Materialism and the "Disabled Subject" in Disability History

Saturday, January 9, 2010: 2:50 PM
Elizabeth Ballroom A (Hyatt)
Rachel Gorman , Women and Gender Studies Institute of the University of Toronto, Toronto, ON, Canada
A materialist analysis of disability emerged in the U.K. in the 1980s and 1990s, alongside developments in disability politics, culture and activism. In some ways, the growing disability rights movement and its emerging debates parallel experiences in feminist politics and writings. At the heart of both materialist feminism and materialist Disability Studies are the challenges of trying to understand the political, economic, and ideological aspects of oppression. Despite these aims, contradictory approaches to history and the disabled subject have plagued these projects. Himani Bannerji (1995) has identified ways that materialist feminists ended up creating an essential idea of woman, while creating a mechanical (abstracted and ahistorical) account of gender relations. In the case of the debate on materialism and disability, authors replicate these problems even as they critique them. Through a review of historical materialist approaches to disability, I will discuss the consequences of what Anne Borsay (2002) refers to as the nomothetic approach to history taken by several influential Disability Studies theorists. I will argue that these consequences include the writing of histories in which the category of disability either appears to be rigidly stuck to social conditions that existed in the past, or appears as a self-evident social identity.
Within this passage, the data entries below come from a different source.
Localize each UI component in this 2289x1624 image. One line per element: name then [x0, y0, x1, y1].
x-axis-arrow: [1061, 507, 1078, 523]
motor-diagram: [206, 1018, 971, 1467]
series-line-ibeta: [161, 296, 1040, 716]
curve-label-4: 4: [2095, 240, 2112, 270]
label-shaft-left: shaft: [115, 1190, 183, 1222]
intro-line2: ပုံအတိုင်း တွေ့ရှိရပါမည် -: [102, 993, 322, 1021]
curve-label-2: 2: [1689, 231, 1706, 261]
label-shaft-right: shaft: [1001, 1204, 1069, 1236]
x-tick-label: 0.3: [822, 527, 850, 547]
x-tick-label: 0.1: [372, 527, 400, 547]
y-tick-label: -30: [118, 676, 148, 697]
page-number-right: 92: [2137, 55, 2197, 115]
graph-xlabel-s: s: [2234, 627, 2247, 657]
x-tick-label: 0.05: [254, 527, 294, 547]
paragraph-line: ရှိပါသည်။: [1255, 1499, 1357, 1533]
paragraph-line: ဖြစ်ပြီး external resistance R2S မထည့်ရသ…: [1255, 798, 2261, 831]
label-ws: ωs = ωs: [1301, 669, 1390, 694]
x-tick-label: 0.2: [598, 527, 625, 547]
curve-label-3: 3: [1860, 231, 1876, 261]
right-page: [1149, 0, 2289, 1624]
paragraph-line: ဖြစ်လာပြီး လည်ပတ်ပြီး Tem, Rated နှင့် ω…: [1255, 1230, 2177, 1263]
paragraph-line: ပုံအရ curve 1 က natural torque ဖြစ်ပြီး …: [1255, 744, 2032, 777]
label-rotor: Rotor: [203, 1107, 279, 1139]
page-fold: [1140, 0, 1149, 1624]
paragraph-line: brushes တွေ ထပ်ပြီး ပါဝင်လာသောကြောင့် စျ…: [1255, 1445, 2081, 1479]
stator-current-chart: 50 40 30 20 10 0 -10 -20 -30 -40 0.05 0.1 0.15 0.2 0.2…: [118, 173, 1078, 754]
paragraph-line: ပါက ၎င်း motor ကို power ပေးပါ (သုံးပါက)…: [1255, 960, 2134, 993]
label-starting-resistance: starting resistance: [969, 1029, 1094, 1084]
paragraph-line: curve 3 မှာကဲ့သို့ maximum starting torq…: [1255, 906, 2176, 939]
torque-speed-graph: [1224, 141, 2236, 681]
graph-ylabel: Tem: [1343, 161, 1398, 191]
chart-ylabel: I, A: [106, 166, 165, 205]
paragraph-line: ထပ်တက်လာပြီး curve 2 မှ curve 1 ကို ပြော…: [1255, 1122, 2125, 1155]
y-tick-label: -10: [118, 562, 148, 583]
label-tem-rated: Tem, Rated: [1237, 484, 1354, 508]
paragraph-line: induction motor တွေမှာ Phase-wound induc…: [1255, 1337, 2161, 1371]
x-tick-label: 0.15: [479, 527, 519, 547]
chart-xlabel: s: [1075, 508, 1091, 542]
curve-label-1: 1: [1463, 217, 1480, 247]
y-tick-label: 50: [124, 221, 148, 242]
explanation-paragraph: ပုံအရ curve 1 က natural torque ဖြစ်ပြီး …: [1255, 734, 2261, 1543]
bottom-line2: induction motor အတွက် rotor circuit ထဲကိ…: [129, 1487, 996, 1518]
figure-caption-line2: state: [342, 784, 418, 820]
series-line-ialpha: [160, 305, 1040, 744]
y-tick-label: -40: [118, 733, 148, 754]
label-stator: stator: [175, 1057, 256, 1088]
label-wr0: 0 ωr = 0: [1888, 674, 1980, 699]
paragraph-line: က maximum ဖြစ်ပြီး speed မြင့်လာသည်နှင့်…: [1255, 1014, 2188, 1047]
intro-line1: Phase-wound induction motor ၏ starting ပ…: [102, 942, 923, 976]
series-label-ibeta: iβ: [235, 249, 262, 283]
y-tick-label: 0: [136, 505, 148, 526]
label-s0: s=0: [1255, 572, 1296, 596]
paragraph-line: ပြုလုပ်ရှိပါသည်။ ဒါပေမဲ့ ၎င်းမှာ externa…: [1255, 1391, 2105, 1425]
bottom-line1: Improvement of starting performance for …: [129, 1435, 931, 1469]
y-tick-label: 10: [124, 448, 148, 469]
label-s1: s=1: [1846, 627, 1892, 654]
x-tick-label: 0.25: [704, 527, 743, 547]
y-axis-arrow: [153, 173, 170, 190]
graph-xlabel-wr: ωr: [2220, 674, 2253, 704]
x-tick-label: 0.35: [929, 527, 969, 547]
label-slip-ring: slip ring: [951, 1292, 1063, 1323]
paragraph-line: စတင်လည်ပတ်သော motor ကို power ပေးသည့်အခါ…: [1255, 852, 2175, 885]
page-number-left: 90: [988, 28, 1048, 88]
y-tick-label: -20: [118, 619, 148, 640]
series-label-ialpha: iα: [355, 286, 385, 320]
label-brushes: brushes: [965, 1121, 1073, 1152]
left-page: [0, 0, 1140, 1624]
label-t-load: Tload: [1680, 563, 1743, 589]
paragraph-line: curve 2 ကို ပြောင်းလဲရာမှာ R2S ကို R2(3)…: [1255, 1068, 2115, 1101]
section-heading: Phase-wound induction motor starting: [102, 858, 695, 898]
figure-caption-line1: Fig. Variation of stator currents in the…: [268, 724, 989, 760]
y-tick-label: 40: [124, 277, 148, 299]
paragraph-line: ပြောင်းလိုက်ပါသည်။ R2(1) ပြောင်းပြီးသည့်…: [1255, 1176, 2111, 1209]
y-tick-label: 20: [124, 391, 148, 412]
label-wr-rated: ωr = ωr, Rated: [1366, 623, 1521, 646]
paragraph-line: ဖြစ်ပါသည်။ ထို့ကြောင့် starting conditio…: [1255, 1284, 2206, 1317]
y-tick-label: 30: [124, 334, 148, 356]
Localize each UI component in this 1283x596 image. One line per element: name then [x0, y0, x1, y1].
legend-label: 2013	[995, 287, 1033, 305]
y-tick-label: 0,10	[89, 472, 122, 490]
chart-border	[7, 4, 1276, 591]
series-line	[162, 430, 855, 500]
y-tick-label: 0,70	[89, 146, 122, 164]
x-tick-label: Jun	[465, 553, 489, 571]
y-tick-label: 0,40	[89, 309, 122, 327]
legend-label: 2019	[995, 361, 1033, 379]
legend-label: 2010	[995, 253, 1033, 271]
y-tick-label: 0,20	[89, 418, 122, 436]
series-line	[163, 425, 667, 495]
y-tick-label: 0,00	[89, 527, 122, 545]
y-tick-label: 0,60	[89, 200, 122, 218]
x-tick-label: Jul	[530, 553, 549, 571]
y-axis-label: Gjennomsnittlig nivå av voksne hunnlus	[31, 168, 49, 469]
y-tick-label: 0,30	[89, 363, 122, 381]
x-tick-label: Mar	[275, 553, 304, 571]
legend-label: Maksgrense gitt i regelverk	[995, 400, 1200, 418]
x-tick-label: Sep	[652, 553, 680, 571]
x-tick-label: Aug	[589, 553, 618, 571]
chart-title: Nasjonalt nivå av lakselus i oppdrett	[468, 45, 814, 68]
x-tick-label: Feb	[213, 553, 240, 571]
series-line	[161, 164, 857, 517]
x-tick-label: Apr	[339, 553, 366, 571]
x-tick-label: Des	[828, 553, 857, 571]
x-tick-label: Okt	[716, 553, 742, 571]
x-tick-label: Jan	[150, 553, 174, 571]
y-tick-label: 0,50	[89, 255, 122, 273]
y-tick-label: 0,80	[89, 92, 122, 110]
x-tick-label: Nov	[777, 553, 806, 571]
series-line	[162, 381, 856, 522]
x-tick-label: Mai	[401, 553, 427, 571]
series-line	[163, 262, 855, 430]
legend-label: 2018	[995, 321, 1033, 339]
Distortions in our understanding of the history of the social relations of disability have contributed to an erasure of disability in the present global context—a context that includes, but is only partially explained by the structural barriers and institutional discrimination described by materialist Disability Studies theorists. Following Bannerji, I will argue that a historical materialist analysis of disability must take people's experience as a start-point. Historical study will allow us to trace the ways in which particular experience is mediated through social relations, and to connect immediate experiences of embodiment to concrete social contexts.